Letter of Hypothecation

Letter of Hypothecation is a written agreement, which authorizes a bank or lender to repossess and sell the pledged item in case of a default. An instrument that gives a firm, banker or a person a lien over goods in consideration for advances of money is known as a letter of hypothecation. It means any instrument creating a pledge or lien over goods in consideration of money advanced or to be advanced or to secure the payment or repayment of money.

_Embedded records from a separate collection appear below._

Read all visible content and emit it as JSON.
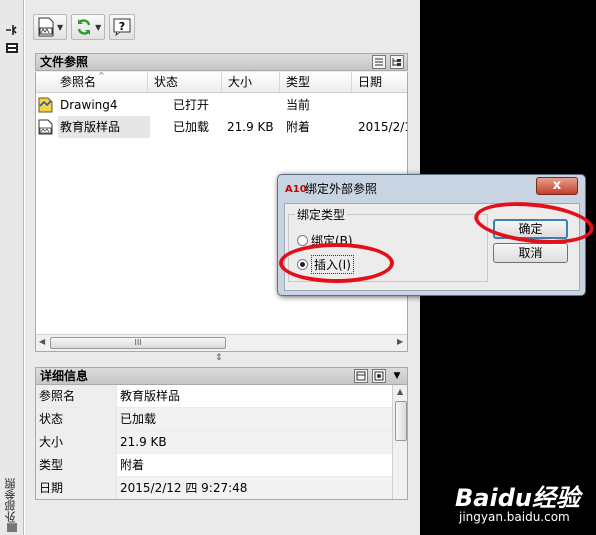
{
  "palette": {
    "side_label": "外部参照",
    "file_refs": {
      "title": "文件参照",
      "columns": [
        "参照名",
        "状态",
        "大小",
        "类型",
        "日期"
      ],
      "rows": [
        {
          "name": "Drawing4",
          "status": "已打开",
          "size": "",
          "type": "当前",
          "date": ""
        },
        {
          "name": "教育版样品",
          "status": "已加载",
          "size": "21.9 KB",
          "type": "附着",
          "date": "2015/2/1"
        }
      ],
      "scroll_grip": "III"
    },
    "details": {
      "title": "详细信息",
      "rows": [
        {
          "key": "参照名",
          "value": "教育版样品"
        },
        {
          "key": "状态",
          "value": "已加载"
        },
        {
          "key": "大小",
          "value": "21.9 KB"
        },
        {
          "key": "类型",
          "value": "附着"
        },
        {
          "key": "日期",
          "value": "2015/2/12 四 9:27:48"
        }
      ]
    }
  },
  "dialog": {
    "logo": "A10",
    "title": "绑定外部参照",
    "close": "x",
    "group_label": "绑定类型",
    "options": [
      {
        "label": "绑定(B)",
        "selected": false
      },
      {
        "label": "插入(I)",
        "selected": true
      }
    ],
    "ok_label": "确定",
    "cancel_label": "取消"
  },
  "annotation_color": "#e3101a",
  "watermark": {
    "main": "Baidu经验",
    "sub": "jingyan.baidu.com"
  }
}
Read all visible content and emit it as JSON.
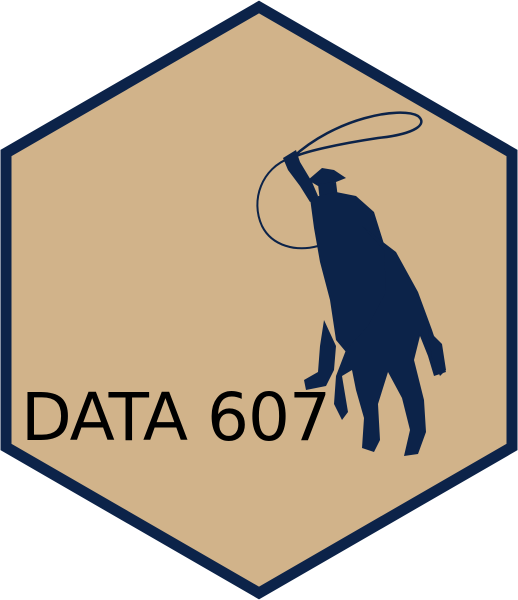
{
  "sticker": {
    "label": "DATA 607",
    "hex_fill_color": "#d1b38a",
    "hex_border_color": "#0c2349",
    "silhouette_color": "#0c2349",
    "label_color": "#000000",
    "graphic": "cowboy-on-horse-with-lasso-silhouette"
  }
}
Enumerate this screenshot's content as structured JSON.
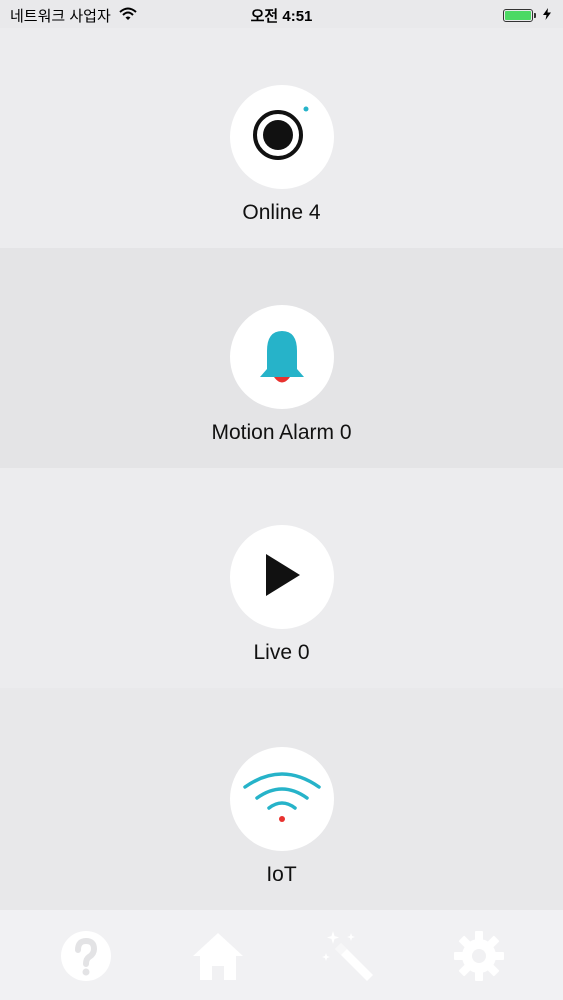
{
  "status_bar": {
    "carrier": "네트워크 사업자",
    "time": "오전 4:51",
    "wifi_icon": "wifi-icon",
    "battery_icon": "battery-icon",
    "charging_icon": "bolt-icon",
    "battery_color": "#4cd964"
  },
  "panels": [
    {
      "label": "Online 4",
      "icon": "record-icon"
    },
    {
      "label": "Motion Alarm 0",
      "icon": "bell-icon",
      "icon_color": "#26b3c9",
      "alert_color": "#e8322f"
    },
    {
      "label": "Live 0",
      "icon": "play-icon"
    },
    {
      "label": "IoT",
      "icon": "wifi-signal-icon",
      "icon_color": "#26b3c9",
      "alert_color": "#e8322f"
    }
  ],
  "tab_bar": {
    "items": [
      {
        "icon": "help-icon"
      },
      {
        "icon": "home-icon"
      },
      {
        "icon": "magic-wand-icon"
      },
      {
        "icon": "gear-icon"
      }
    ]
  },
  "colors": {
    "accent": "#26b3c9",
    "alert": "#e8322f",
    "background": "#e9e9eb"
  }
}
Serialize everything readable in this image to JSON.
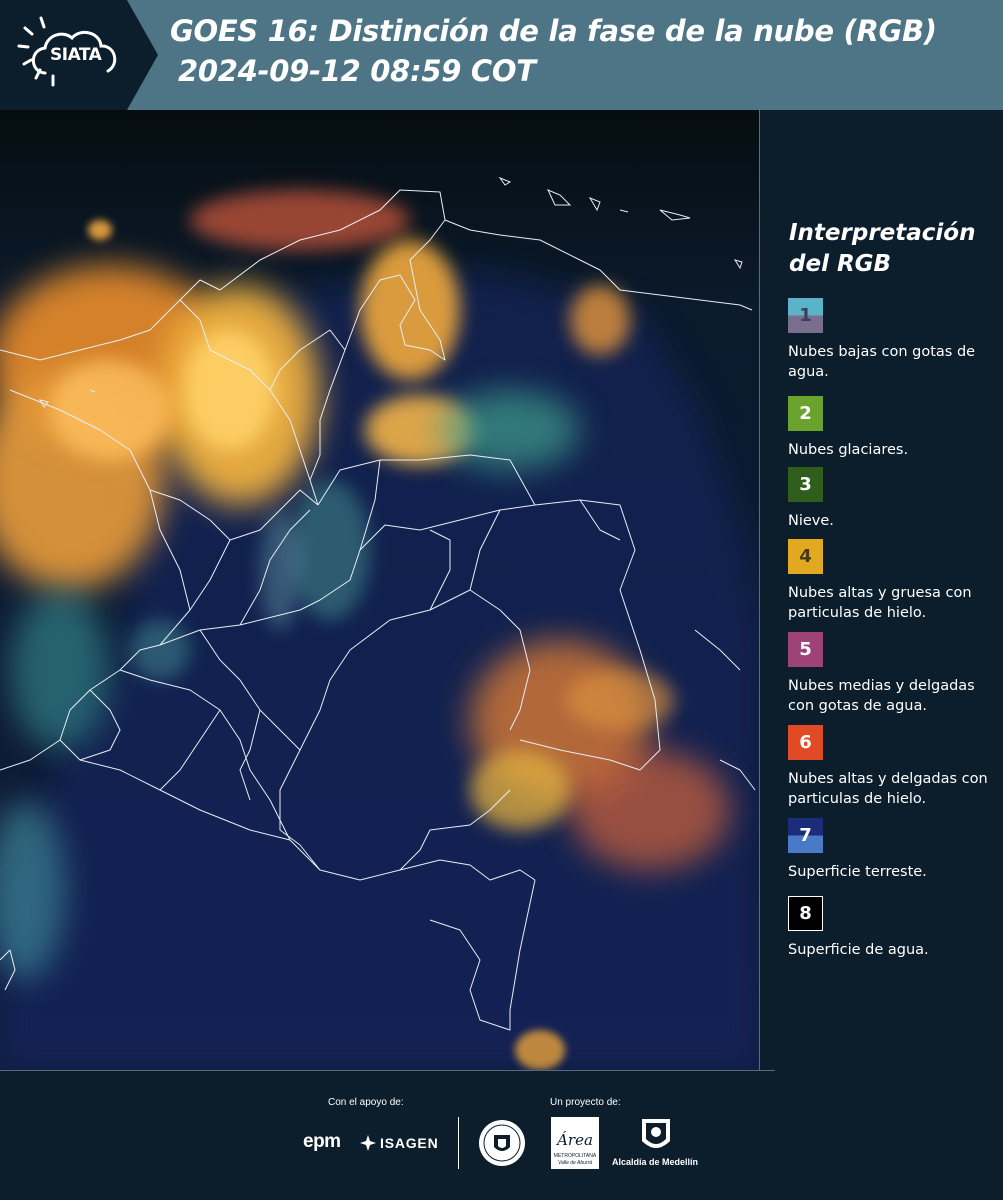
{
  "header": {
    "logo_text": "SIATA",
    "title_line1": "GOES 16: Distinción de la fase de la nube (RGB)",
    "title_line2": "2024-09-12 08:59 COT",
    "background_color": "#4e7585",
    "logo_tile_color": "#0c1d2b"
  },
  "map": {
    "product": "GOES 16 cloud phase distinction RGB"
  },
  "legend": {
    "title": "Interpretación del RGB",
    "items": [
      {
        "number": "1",
        "label": "Nubes bajas con gotas de agua.",
        "color": "#5ab3c6",
        "color_secondary": "#7a6e8e"
      },
      {
        "number": "2",
        "label": "Nubes glaciares.",
        "color": "#6aa22e"
      },
      {
        "number": "3",
        "label": "Nieve.",
        "color": "#2f5e1c"
      },
      {
        "number": "4",
        "label": "Nubes altas y gruesa con particulas de hielo.",
        "color": "#e1a820"
      },
      {
        "number": "5",
        "label": "Nubes medias y delgadas con gotas de agua.",
        "color": "#9e4378"
      },
      {
        "number": "6",
        "label": "Nubes altas y delgadas con particulas de hielo.",
        "color": "#e04b26"
      },
      {
        "number": "7",
        "label": "Superficie terreste.",
        "color": "#2b3c92",
        "color_secondary": "#4a79c8"
      },
      {
        "number": "8",
        "label": "Superficie de agua.",
        "color": "#000000"
      }
    ]
  },
  "footer": {
    "support_label": "Con el apoyo de:",
    "project_label": "Un proyecto de:",
    "epm_text": "epm",
    "isagen_text": "ISAGEN",
    "area_text": "Área",
    "area_subtext": "METROPOLITANA",
    "area_subtext2": "Valle de Aburrá",
    "alcaldia_text": "Alcaldía de Medellín"
  }
}
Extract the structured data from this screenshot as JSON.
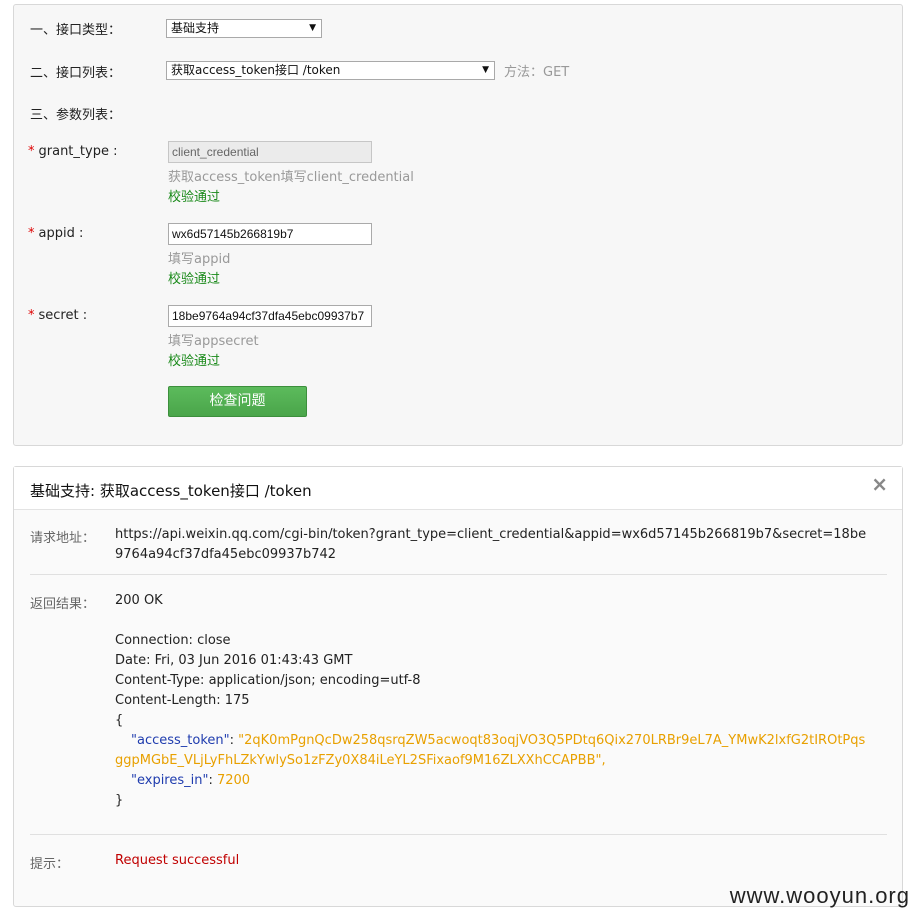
{
  "form": {
    "row1_label": "一、接口类型：",
    "type_select": "基础支持",
    "row2_label": "二、接口列表：",
    "api_select": "获取access_token接口 /token",
    "method": "方法：GET",
    "row3_label": "三、参数列表：",
    "params": [
      {
        "name": "grant_type :",
        "value": "client_credential",
        "hint": "获取access_token填写client_credential",
        "status": "校验通过"
      },
      {
        "name": "appid :",
        "value": "wx6d57145b266819b7",
        "hint": "填写appid",
        "status": "校验通过"
      },
      {
        "name": "secret :",
        "value": "18be9764a94cf37dfa45ebc09937b7",
        "hint": "填写appsecret",
        "status": "校验通过"
      }
    ],
    "check_button": "检查问题"
  },
  "result": {
    "title": "基础支持: 获取access_token接口 /token",
    "close": "×",
    "url_label": "请求地址：",
    "url_line1": "https://api.weixin.qq.com/cgi-bin/token?grant_type=client_credential&appid=wx6d57145b266819b7&secret=18be",
    "url_line2": "9764a94cf37dfa45ebc09937b742",
    "result_label": "返回结果：",
    "status": "200 OK",
    "headers": [
      "Connection: close",
      "Date: Fri, 03 Jun 2016 01:43:43 GMT",
      "Content-Type: application/json; encoding=utf-8",
      "Content-Length: 175"
    ],
    "json_open": "{",
    "token_key": "\"access_token\"",
    "token_val1": "\"2qK0mPgnQcDw258qsrqZW5acwoqt83oqjVO3Q5PDtq6Qix270LRBr9eL7A_YMwK2lxfG2tIROtPqs",
    "token_val2": "ggpMGbE_VLjLyFhLZkYwlySo1zFZy0X84iLeYL2SFixaof9M16ZLXXhCCAPBB\",",
    "expires_key": "\"expires_in\"",
    "expires_val": "7200",
    "json_close": "}",
    "tip_label": "提示：",
    "tip_value": "Request successful"
  },
  "watermark": "www.wooyun.org"
}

Letter of Hypothecation enables an accepting bank to sell the shipment if the buyer does not accept or pay the bill of exchange. A bank or lender is authorized to seize and sell the documented item if a default occurs. In international trade, a letter of hypothecation is a written confirmation. Hence, if the borrower defaults on payments, the lender would have to first take possession of the security (asset under hypothecation) and then sell the asset to recover dues. In the case of vehicle loans, the vehicle remains with the borrower but the same is hypothecated to the bank/ financer.

Hypothecation means offering an asset as collateral security to the lender. It occurs when an asset is pledged as collateral to secure a loan, without giving up title, possession, or ownership rights, such as income generated by the asset. As hypothecation provides security to the lender because of the collateral pledged by the borrower, it is easier to secure a loan, and the lender may offer a lower interest rate than on an unsecured loan. Herein, the ownership lies with a lender and the borrower enjoys the possession. In the case of default by the borrower, the lender can exercise his ownership rights to seize the asset.

In international trade, a letter of hypothecation enables an accepting bank to sell the shipment in case of the non-acceptance or non-payment of the associated bill of exchange by the buyer. In export trade, such a letter given to a bank for an advance made to the exporter authorizes it to sell the goods specified there in case the importer fails to pay or accept the bill presented by the bank. This source of loan is given by the bank/ financer at a rate lower than the unsecured loan as it provides a sense of security to the lender.